Старик горько улыбнулся. Рэсэн молчал, не зная, что сказать. На лице старика было написано искреннее разочарование, и Рэсэну захотелось както утешить его, но он и в самом деле не знал, какие подобрать слова. Старик до краев наполнил свой жестяной стакан и выпил. Затем они молча сидели, подливая друг другу виски и опустошая стаканы.
Если огонь в очаге начинал угасать, Рэсэн подбрасывал дрова. Языки пламени лизали полено, оно с треском вспыхивало, яростно разгоралось до красных углей и потихоньку седело, обращаясь в белую золу, а мужчины молча пили виски.
— Что-то я сегодня разболтался без нужды. А ведь люди говорят, что чем старше ты, тем чаще надо держать рот закрытым, а кошелек — открытым.
— А мне очень понравилась наша беседа.
Старик взял бутылку и встряхнул. На дне еще оставалось немного. Он прикинул, хватит ли на двоих, и спросил:
— Ничего, если я допью?
— Конечно.
Старик вылил остатки в свой стакан и выпил.
— На сегодня довольно, пора спать. Что-то я разошелся, слишком заболтал уставшего человека.
— Да что вы! Благодаря вашему рассказу вечер прошел замечательно.

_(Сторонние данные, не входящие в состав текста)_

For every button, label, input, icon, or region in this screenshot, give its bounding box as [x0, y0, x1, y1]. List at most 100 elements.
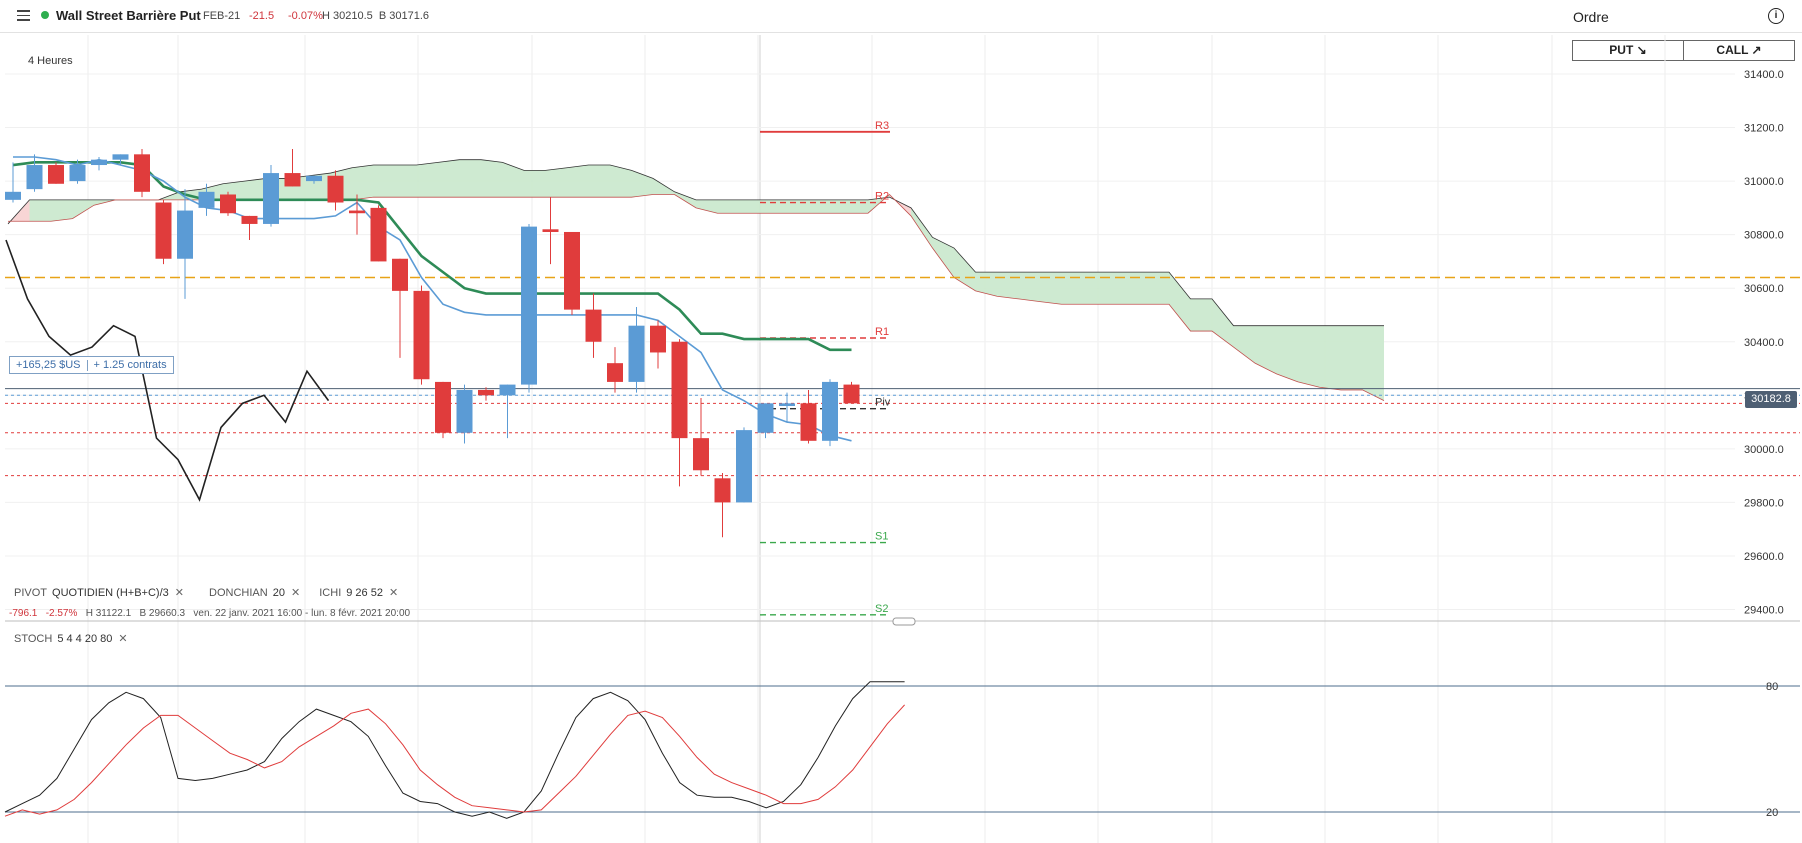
instrument-title[interactable]: Wall Street Barrière Put — [56, 8, 201, 23]
candle-body — [650, 325, 666, 353]
price-axis-tick-label: 31200.0 — [1744, 123, 1784, 135]
candle-body — [585, 309, 602, 342]
price-axis-tick-label: 29800.0 — [1744, 497, 1784, 509]
stoch-legend-params: 5 4 4 20 80 — [57, 633, 113, 645]
candle-body — [284, 173, 301, 187]
candle-body — [198, 191, 215, 208]
range-high-low: H 31122.1 B 29660.3 — [85, 608, 186, 619]
pivot-level-label: R3 — [875, 120, 889, 132]
candle-body — [370, 207, 387, 262]
candle-body — [693, 438, 709, 471]
candle-body — [220, 194, 236, 214]
candle-body — [413, 290, 430, 380]
donchian-lower-line — [13, 156, 852, 442]
instrument-high-low: H 30210.5 B 30171.6 — [322, 10, 430, 22]
candle-body — [134, 154, 150, 192]
kumo-bullish — [29, 159, 890, 222]
candle-body — [5, 191, 21, 200]
donchian-legend-name[interactable]: DONCHIAN — [209, 587, 268, 599]
candle-body — [26, 165, 43, 190]
candle-body — [263, 173, 279, 224]
remove-stoch-icon[interactable]: ✕ — [118, 633, 128, 645]
instrument-change-pct: -0.07% — [288, 10, 323, 22]
remove-ichimoku-icon[interactable]: ✕ — [388, 587, 399, 599]
pane-resize-handle — [892, 617, 916, 626]
candle-body — [736, 430, 752, 503]
candle-body — [757, 403, 774, 433]
price-axis-tick-label: 29600.0 — [1744, 551, 1784, 563]
ichimoku-legend-params: 9 26 52 — [346, 587, 383, 599]
indicator-legend: PIVOT QUOTIDIEN (H+B+C)/3 ✕ DONCHIAN 20 ✕ IC… — [14, 586, 402, 599]
range-dates: ven. 22 janv. 2021 16:00 - lun. 8 févr. … — [193, 608, 411, 619]
candle-body — [327, 175, 344, 203]
candle-body — [671, 341, 688, 439]
hamburger-menu-icon[interactable] — [17, 10, 30, 21]
candle-body — [843, 384, 860, 404]
candle-body — [435, 381, 451, 433]
candle-body — [91, 159, 107, 166]
stoch-axis-tick-label: 20 — [1766, 807, 1778, 819]
pivot-level-label: R1 — [875, 326, 889, 338]
candle-body — [478, 389, 494, 396]
candle-body — [112, 154, 129, 160]
price-axis-tick-label: 30000.0 — [1744, 444, 1784, 456]
candle-body — [714, 478, 731, 503]
timeframe-label[interactable]: 4 Heures — [28, 55, 73, 67]
stoch-axis-tick-label: 80 — [1766, 681, 1778, 693]
info-icon[interactable]: i — [1768, 8, 1784, 24]
lagging-span-line — [5, 239, 330, 502]
stoch-legend-name[interactable]: STOCH — [14, 633, 53, 645]
candle-body — [564, 231, 580, 310]
candle-body — [628, 325, 645, 382]
candle-body — [499, 384, 516, 396]
order-panel-title: Ordre — [1573, 9, 1609, 25]
range-change: -796.1 — [9, 608, 38, 619]
pivot-level-label: R2 — [875, 191, 889, 203]
position-pnl: +165,25 $US — [16, 359, 81, 371]
position-separator — [86, 359, 88, 371]
candle-body — [392, 258, 408, 291]
candle-body — [607, 363, 623, 382]
call-button[interactable]: CALL ↗ — [1683, 41, 1794, 60]
top-bar: Wall Street Barrière Put FEB-21 -21.5 -0… — [0, 0, 1802, 33]
candle-body — [349, 210, 365, 214]
price-axis-tick-label: 30600.0 — [1744, 283, 1784, 295]
candle-body — [779, 403, 795, 407]
candle-body — [822, 381, 838, 441]
candle-body — [306, 175, 322, 182]
candle-body — [69, 165, 86, 182]
candle-body — [241, 215, 258, 224]
candle-body — [48, 165, 64, 184]
donchian-legend-params: 20 — [272, 587, 285, 599]
kumo-span-a-line — [7, 159, 1384, 327]
pivot-level-label: S2 — [875, 603, 888, 615]
ichimoku-legend-name[interactable]: ICHI — [319, 587, 342, 599]
price-axis-tick-label: 31400.0 — [1744, 69, 1784, 81]
range-change-pct: -2.57% — [45, 608, 78, 619]
current-price-badge: 30182.8 — [1745, 391, 1797, 408]
pivot-level-label: S1 — [875, 531, 888, 543]
candle-body — [521, 226, 537, 385]
price-axis-tick-label: 30400.0 — [1744, 337, 1784, 349]
candle-body — [800, 403, 817, 441]
stoch-k-line — [4, 681, 905, 819]
pivot-legend-name[interactable]: PIVOT — [14, 587, 48, 599]
candle-body — [456, 389, 473, 433]
pivot-legend-params: QUOTIDIEN (H+B+C)/3 — [52, 587, 169, 599]
price-axis-tick-label: 29400.0 — [1744, 605, 1784, 617]
price-axis-tick-label: 30800.0 — [1744, 230, 1784, 242]
put-call-toggle: PUT ↘ CALL ↗ — [1572, 40, 1795, 61]
position-label[interactable]: +165,25 $US + 1.25 contrats — [9, 356, 174, 374]
instrument-expiry: FEB-21 — [203, 10, 241, 22]
candle-body — [542, 229, 559, 232]
price-axis-tick-label: 31000.0 — [1744, 176, 1784, 188]
stoch-d-line — [4, 704, 905, 817]
remove-donchian-icon[interactable]: ✕ — [290, 587, 301, 599]
put-button[interactable]: PUT ↘ — [1609, 43, 1647, 57]
stoch-legend: STOCH 5 4 4 20 80 ✕ — [14, 632, 132, 645]
candle-body — [177, 210, 193, 259]
remove-pivot-icon[interactable]: ✕ — [174, 587, 184, 599]
market-status-dot — [41, 11, 49, 19]
instrument-change: -21.5 — [249, 10, 275, 22]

Старик лег первым справа от камина. Санта степенно подошел, улегся рядом с хозяином. Рэсэн примостился слева от очага. На противоположной стене из красного кирпича наложились друг на друга тени двух мужчин и старой собаки. Рэсэн посмотрел на свою винтовку, прислоненную к стене у двери.
— Утром позавтракаешь и пойдешь себе. А то на голодный желудок непросто охотиться.
Предложение старика Рэсэн принял после некоторого замешательства:
— Хорошо.
В тишине громко потрескивали дрова в камине, тяжело сопел старый пес. Старик больше ничего не сказал. Рэсэн долго лежал, вслушиваясь в дыхание старика и собаки, а потом все же уснул. И сон его был спокоен.
Проснувшись, он увидел, что старик готовит завтрак. Еда оказалась незатейливой: суп из соевой пасты с картошкой, кимчхи из дайкона и вареный рис. За столом старик ничего не сказал. Они молча поели. Закончив, Рэсэн торопливо поднялся. Когда он собирался уже выйти из дома, старик протянул узелок из холщового платка, куда положил шесть вареных картофелин. Рэсэн взял и почтительно поклонился. Картошка была теплой.